CBT-I Improves Sleep and CPAP Compliance in Sleep Apnea Patients

Insomnia and sleep apnea commonly co-occur, which makes sleep apnea difficult to treat with continuous positive airway pressure (CPAP). In some cases, sleep apnea patients develop insomnia from the discomfort of trying to sleep with a CPAP mask.
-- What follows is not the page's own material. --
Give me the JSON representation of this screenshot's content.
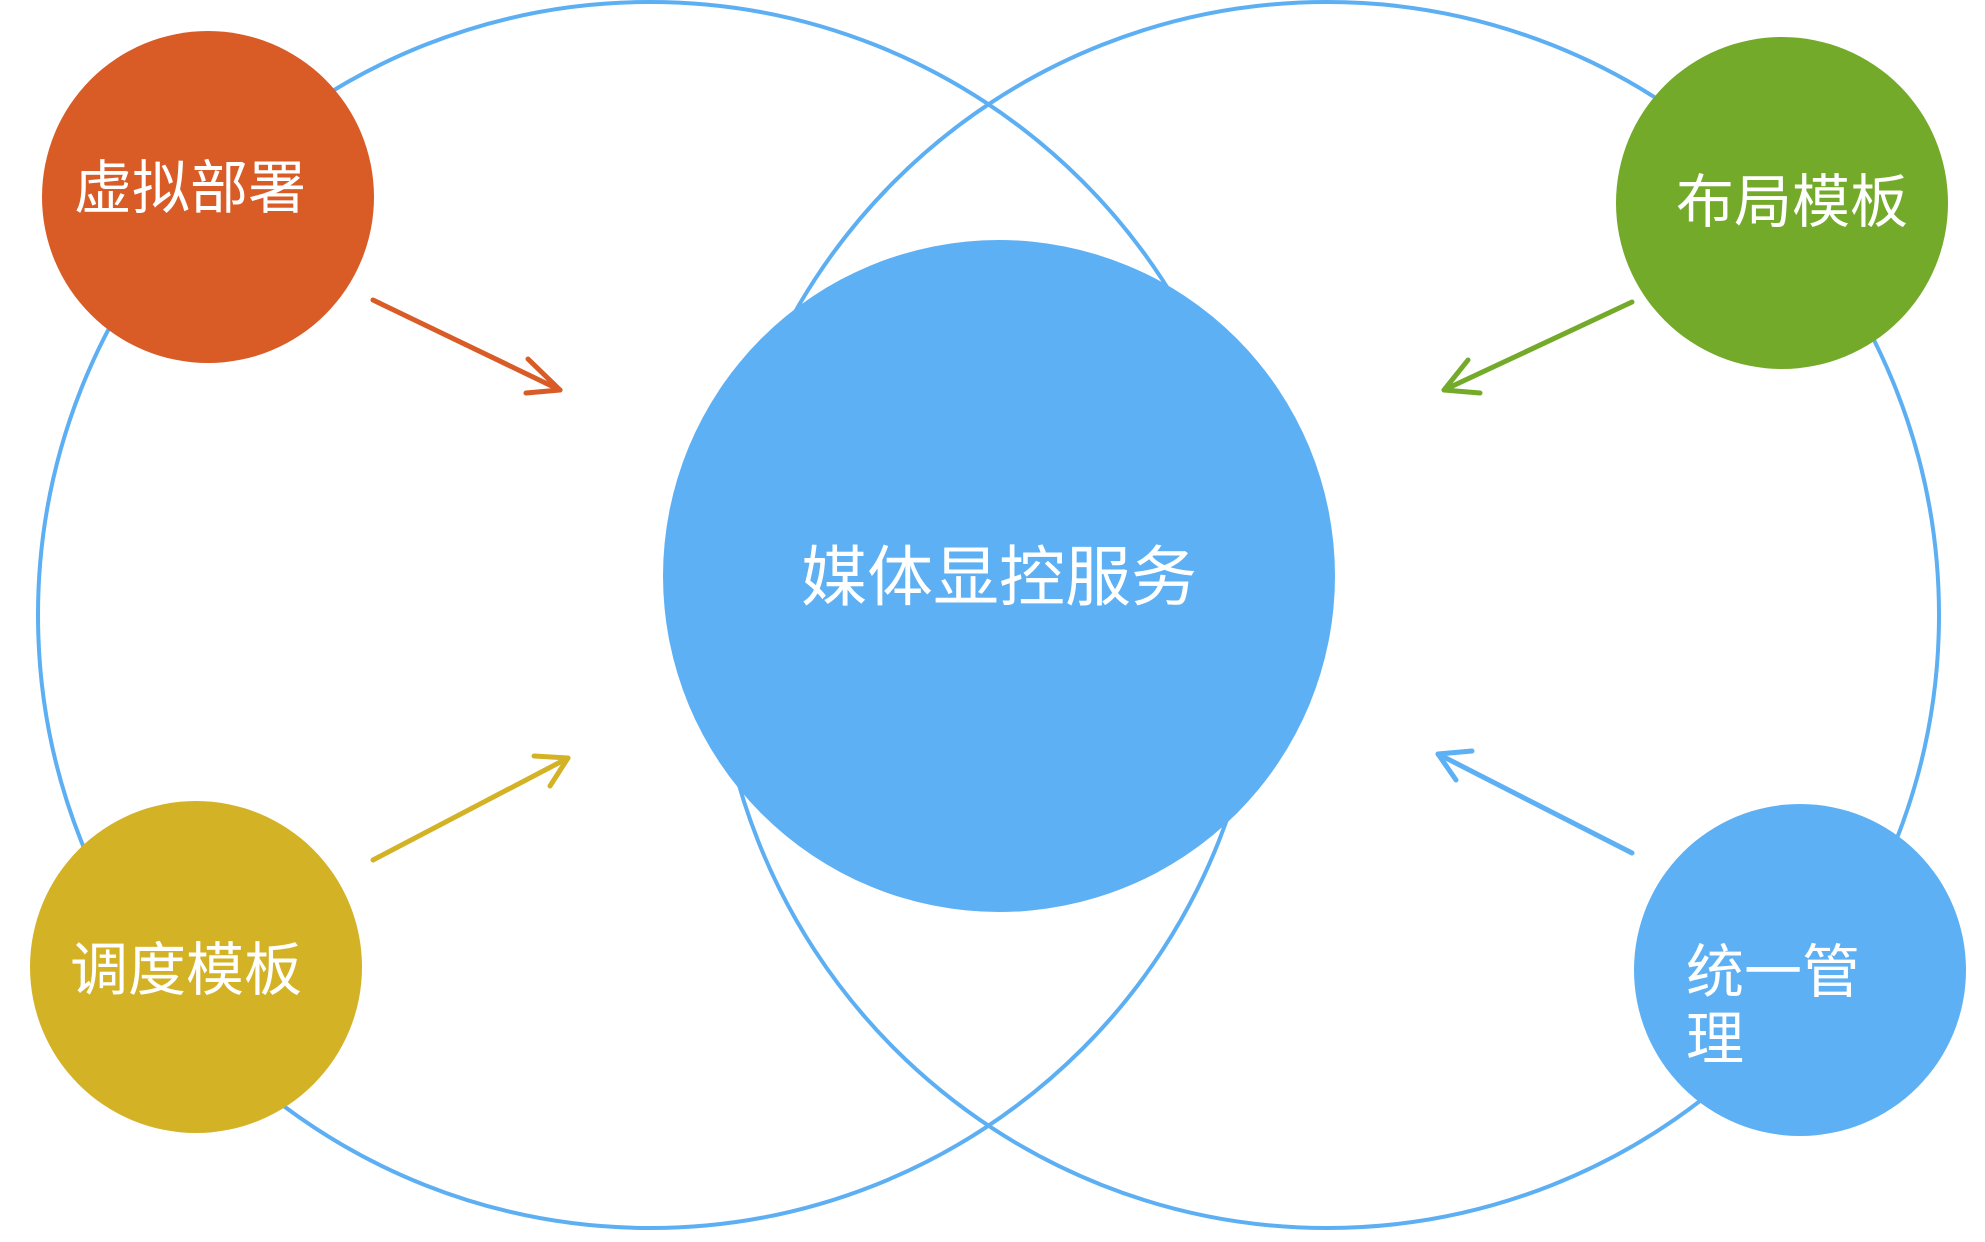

A recent study involving patients with sleep apnea and co-occurring insomnia tested whether treatment with CBT-I before starting CPAP would improve insomnia symptoms and increase use of CPAP. One hundred and forty-five patients with sleep apnea and comorbid insomnia were randomized to either four sessions of CBT-I or treatment as usual before beginning CPAP therapy. Measures included objective average CPAP adherence and insomnia severity after six months of CPAP use.

The results indicated that patients who received CBT-I before starting CPAP had 60 minutes greater average nightly adherence to CPAP. The CBT-I group also showed greater improvement in insomnia severity. These findings suggest that, in sleep apnea patients with comorbid insomnia, CBT-I prior to initiating CPAP treatment improves CPAP use and insomnia symptoms compared to commencing CPAP without CBT-I. Since many insurers require a minimum amount of nightly compliance with CPAP to be eligible for insurance coverage of their CPAP machine, sleep apnea patients should be evaluated for co-occurring insomnia and consider CBT-I before starting CPAP therapy.